R Sahyo - Dalam buku "Mengaji" |
"Kak, Budi ingin belajar ngaji," bisik Budi lirih. Wati menghentikan langkahnya untuk membetulkan gendongan. Basah pakaian Budi sudah terasa di punggungnya. "Iya, tapi Budi jangan sakit ya," Wati meneruskan langkahnya yang tertatih kepayahan. Senyum kecilnya muncul saat Wati melihat tanaman pagar yang menghijau. Sudah dekat, hibur hatinya.

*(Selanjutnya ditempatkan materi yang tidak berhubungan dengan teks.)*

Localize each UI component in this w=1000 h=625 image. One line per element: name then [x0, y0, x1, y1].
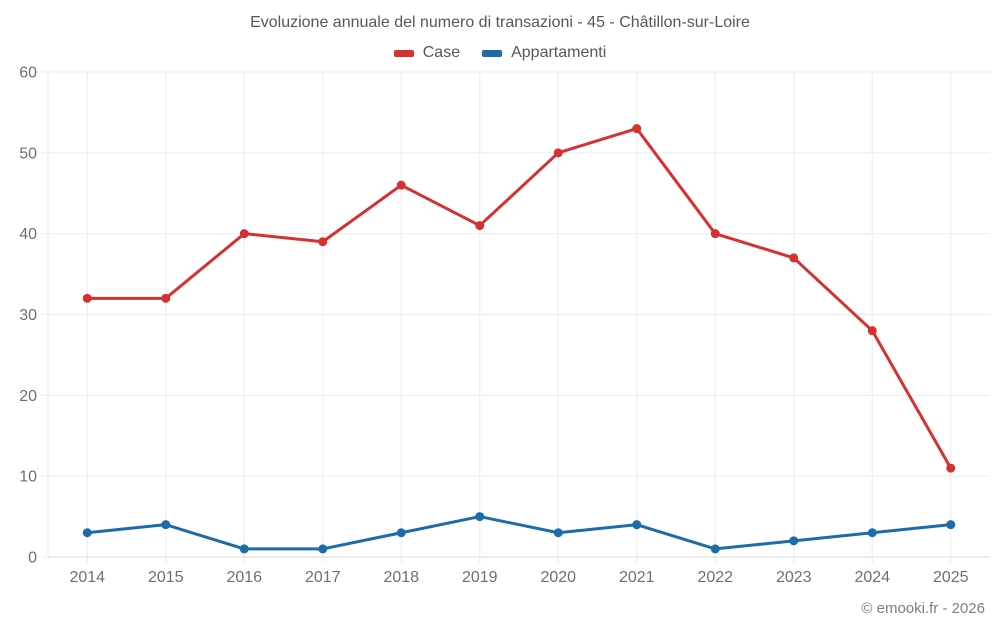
appartamenti-data-point[interactable] — [161, 520, 171, 530]
appartamenti-color-swatch-icon — [482, 49, 503, 57]
y-tick-label: 0 — [28, 550, 37, 567]
case-data-point[interactable] — [632, 124, 642, 134]
y-tick-label: 20 — [19, 388, 37, 405]
appartamenti-data-point[interactable] — [475, 512, 485, 522]
case-data-point[interactable] — [318, 237, 328, 247]
x-tick-label: 2015 — [148, 569, 184, 586]
case-data-point[interactable] — [396, 180, 406, 190]
legend-item-appartamenti[interactable]: Appartamenti — [482, 44, 606, 62]
case-line — [85, 127, 953, 470]
y-tick-label: 50 — [19, 145, 37, 162]
appartamenti-data-point[interactable] — [553, 528, 563, 538]
appartamenti-data-point[interactable] — [789, 536, 799, 546]
case-data-point[interactable] — [475, 221, 485, 231]
y-tick-label: 60 — [19, 65, 37, 82]
x-tick-label: 2017 — [305, 569, 341, 586]
legend-label-case: Case — [422, 44, 461, 61]
x-tick-label: 2019 — [462, 569, 498, 586]
case-data-point[interactable] — [789, 253, 799, 263]
y-tick-label: 30 — [19, 307, 37, 324]
x-tick-label: 2014 — [69, 569, 105, 586]
appartamenti-data-point[interactable] — [710, 544, 720, 554]
appartamenti-data-point[interactable] — [239, 544, 249, 554]
case-data-point[interactable] — [161, 293, 171, 303]
appartamenti-line — [85, 515, 953, 551]
y-tick-label: 10 — [19, 469, 37, 486]
x-tick-label: 2020 — [540, 569, 576, 586]
case-data-point[interactable] — [867, 326, 877, 336]
y-tick-label: 40 — [19, 226, 37, 243]
x-tick-label: 2022 — [697, 569, 733, 586]
x-tick-label: 2024 — [854, 569, 890, 586]
chart-title: Evoluzione annuale del numero di transaz… — [250, 14, 750, 31]
x-tick-label: 2016 — [226, 569, 262, 586]
appartamenti-data-point[interactable] — [396, 528, 406, 538]
appartamenti-data-point[interactable] — [867, 528, 877, 538]
case-data-point[interactable] — [553, 148, 563, 158]
legend-label-appartamenti: Appartamenti — [511, 44, 607, 61]
x-tick-label: 2018 — [383, 569, 419, 586]
case-data-point[interactable] — [710, 229, 720, 239]
case-color-swatch-icon — [393, 49, 414, 57]
case-data-point[interactable] — [946, 463, 956, 473]
legend: Case Appartamenti — [0, 44, 1000, 62]
case-data-point[interactable] — [239, 229, 249, 239]
appartamenti-data-point[interactable] — [632, 520, 642, 530]
copyright-credit: © emooki.fr - 2026 — [861, 600, 985, 617]
appartamenti-data-point[interactable] — [318, 544, 328, 554]
x-tick-label: 2021 — [619, 569, 655, 586]
appartamenti-data-point[interactable] — [82, 528, 92, 538]
appartamenti-data-point[interactable] — [946, 520, 956, 530]
case-data-point[interactable] — [82, 293, 92, 303]
x-tick-label: 2023 — [776, 569, 812, 586]
x-tick-label: 2025 — [933, 569, 969, 586]
legend-item-case[interactable]: Case — [393, 44, 461, 62]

"Duh, ayo buru mandi air hangat. Pak Lik sudah siapkan di kamar mandi. Kamu mandi sekalian Wati, sudah sore." Kang Parjan berseru dari samping rumah sembari memasang plastik terpal untuk dapur darurat. Ibu - ibu tetangga sibuk di depan tungku, kadang masih tempias oleh sisa air hujan yang diterbangkan angin. Ramai bercakap untuk mengusir dingin yang semakin sulit diabaikan.
***
Riuh suara berat Bapak - bapak jamaah Yaasiin membaca tahlil. Yai Shobri memimpin dengan tetap menahan irama agar tidak payah diikuti. Aku bisa melihat pandangannya yang bercampur warna merah, bukan karena aku berhembus panas di wajahnya. Sepertinya Yai Shobri juga terpaut oleh Budi yang tertunduk di antara Bapak - bapak yang tetap bersemangat.
Budi duduk di depan pintu kamarnya, bermaksud ingin mengajikan Emak juga. Namun tanpa sadar lebih banyak bulir air mata yang jatuh dari bacaan yang bisa dia ikuti. Bacaan tahlil sudah akhir, Yai Shobri mempersilahkan Ustadz Fajar untuk memimpin do'a. Sambil bergerak berdiri, tujuannya duduk di samping Budi. Diraihnya punggung kecil itu untuk dipangkunya. "Nak, kamu ingat mangga yang kapan hari engkau lempari dengan batu? Tadi sore jatuh sendiri, Yai sudah bersihkan. Besok diambil ya sambil mengantarkan kakakmu sekolah," bisik Yai Shobri menghibur Budi yang sudah tersadar dari tangisan kecilnya.
"Yai, Emak pasti marah sama Budi." Yai Shobri tertegun oleh ucapan Si Kecil itu, mereka makna. "Budi tadi ikut ngaji, tapi ndak bisa menirukan Yai. Budi ndak bisa ngajikan Emak, Budi nakal." Terhembus berat nafas Yai Sobhri sembari mengaminkan do'a yang sedang mengalun. Kini bulir air mata yang ditahannya telah lolos di wajahnya.
Dipeluknya Budi erat, "tidak, Nak. Budi tidak nakal. Yai Shobri yang nakal, karena kurang telaten mengajarimu. Lebih cepat tangan Yai memukulmu dari batas sabar." Bergetar suara Yai Shobri, lirih. Seakan tidak hendak tersebarkan angin. "Budi mau belajar ngaji lagi, Yai."